Tahkim yargılamasının sona erdiği hâllerde hakem veya hakem heyeti usuli bir karar alarak tahkim yargılamasını sona erdirmelidir.Kanunda hakem veya hakem heyeti tarafından tahkim yargılamasının sona erdirilmediği durumlarda Mahkemece bir karar verileceğine ilişkin hüküm mevcut olmamakla birlikte,hakem veya hakem heyeti tarafından bir tarafın talebi üzerine böyle bir karar verilmezse tahkim yargılamasının sona erdiğini iddia eden tarafın bu hususun tespitine ilişkin mahkemeden karar alması pekâla mümkündür.Ancak mahkemece böyle bir karar alınabilmesi ve mahkemenin davaya bakabilmesi için tahkim yargılamasının sona erdiğinin tespitini isteyen tarafın hakem veya hakem heyetine başvurarak HMK’nın 435 nci maddesinde belirtilen şartların oluştuğundan bahisle hakem veya hakem heyetine başvurması,bu başvuru üzerine hakem veya hakem heyeti tarafından talebin reddine karar verilmesi veya bir karar verilmeyerek tahkim yargılamasına devam edilmesi hâlinde tahkim yargılamasının sona erdiğinin tespitini isteyen tarafın hakem veya hakem heyeti tarafından yerine getirilmeyen usuli işlemin yerine getirilmesini istemesi gerekmektedir.Somut olayda,davalı-karşı davacı,tahkim yargılamasının sona erdiğinin tespiti için hakem heyetine bir başvuru yapmadan hakem heyetinin verebileceği bir kararı mahkemenin vermesi amacıyla huzurdaki davayı açmış ise de,hakem heyetine tahkim yargılamasının sona erdiğinin tespitine ilişkin bir karar alınmasına imkân tanınmadan doğrudan mahkemeden karar verilmesinin istenmesi yerinde olmayıp mevsimsiz açılan karşı davanın reddine karar verilmesi gerektiği sonucuna varılarak aşağıdaki gibi hüküm fıkrası oluşturulmuştur.

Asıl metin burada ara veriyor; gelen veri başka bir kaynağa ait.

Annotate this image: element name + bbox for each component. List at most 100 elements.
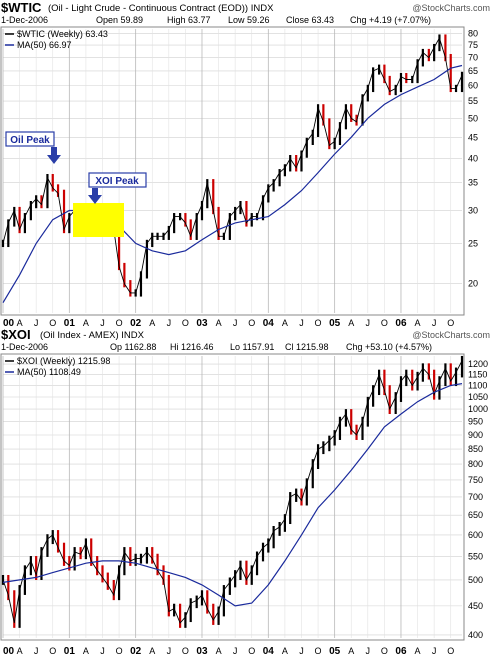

HÜKÜM : Yukarıda açıklanan nedenlerle;
ASIL DAVADA:
1-Tahkim yargılamasının uzatılmasına ilişkin talebin HMK’nun 427/2. Maddesi uyarınca 1 yıllık süre içerisinde talep edilmediği anlaşıldığından davacının Tahkim süresinin uzatılmasına ilişkin talebinin REDDİNE,
2-Harç peşin alındığından yeniden harç alınmasına YER OLMADIĞINA,
3-Davacılar tarafından yapılan yargılama giderinin kendi üzerinde BIRAKILMASINA,
4-Davalı kendisini bir vekil ile temsil ettirdiği anlaşıldığından karar tarihinde yürürlükte bulunan AAÜT’ne göre hesap edilen ¨5.100,00 ücreti vekaletin davacılardan müştereken ve müteselsilen tahsili ile davalıya VERİLMESİNE,
5-Kararın kesinleşmesine kadar yapılan yargılama giderlerinin davacı tarafça peşin olarak yatırılan ¨345,00 yargılama gider avansından mahsubu ile bakiye kısmın karar kesinleştiğinde davacıya İADESİNE,
KARŞI DAVADA:
1-Davacının, davasını hakem heyetinin bu konuda karar almasına olanak tanımadan erken açtığı anlaşıldığından mevsimsiz açılan davanın REDDİNE,
2-Harç peşin alındığından yeniden harç alınmasına YER OLMADIĞINA,
3-Karşı davacı tarafından yapılan yargılama giderinin kendi üzerinde BIRAKILMASINA,
4-Karşı davalılar kendilerini bir vekil ile temsil ettirdikleri anlaşıldığından karar tarihinde yürürlükte bulunan AAÜT’ne göre hesap edilen ¨5.100,00 ücreti vekaletin karşı davacıdan tahsili ile davalıya VERİLMESİNE,
5235 sayılı Kanunun geçici 2’nci maddesine göre ,Bölge Adliye Mahkemeleri’nin kurulmasına ve 20 Temmuz 2016 tarihinde göreve başlamalarına dair kararların 07/11/2015 tarih ve 29525 sayılı Resmî Gazete’de ilan edildiği anlaşılmakla;6100 sayılı Hukuk Muhakemeleri Kanununun 341 ilâ 360’ncı madde hükümleri uyarınca,mahkememize veya aynı sıfattaki başka bir mahkemeye verilecek dilekçe ile kararın tebliğinden itibaren iki hafta içerisinde veya istinaf dilekçesi kendisine tebliğ edilen taraf,başvuru hakkı bulunmasa veya başvuru süresini geçirmiş olsa bile, mahkememize veya aynı sıfattaki başka bir mahkemeye vereceği cevap dilekçesi ile iki hafta içerisinde İSTİNAF yolu açık (KARŞI DAVA YÖNÜNDEN) HMK’nun 427/2. Maddesinin son cümlesi uyarınca KESİN (ASIL DAVA YÖNÜNDEN) olmak üzere dosya üzerinden yapılan inceleme sonunda oybirliği ile karar verildi.17/12/2021

Başkan ….
☪e-imzalıdır.☪
Üye …
☪e-imzalıdır.☪
Üye …
☪e-imzalıdır.☪
Katip …
☪e-imzalıdır.☪

“İŞ BU EVRAK 5070 SAYILI ELEKTRONİK İMZA KANUNUNUN 5. MADDE UYARINCA GÜVENLİ ELEKTRONİK İMZA İLE İMZALANMIŞ OLUP, 22. MADDE UYARINCA DA ISLAK İMZA İLE İMZALANMAYACAKTIR.”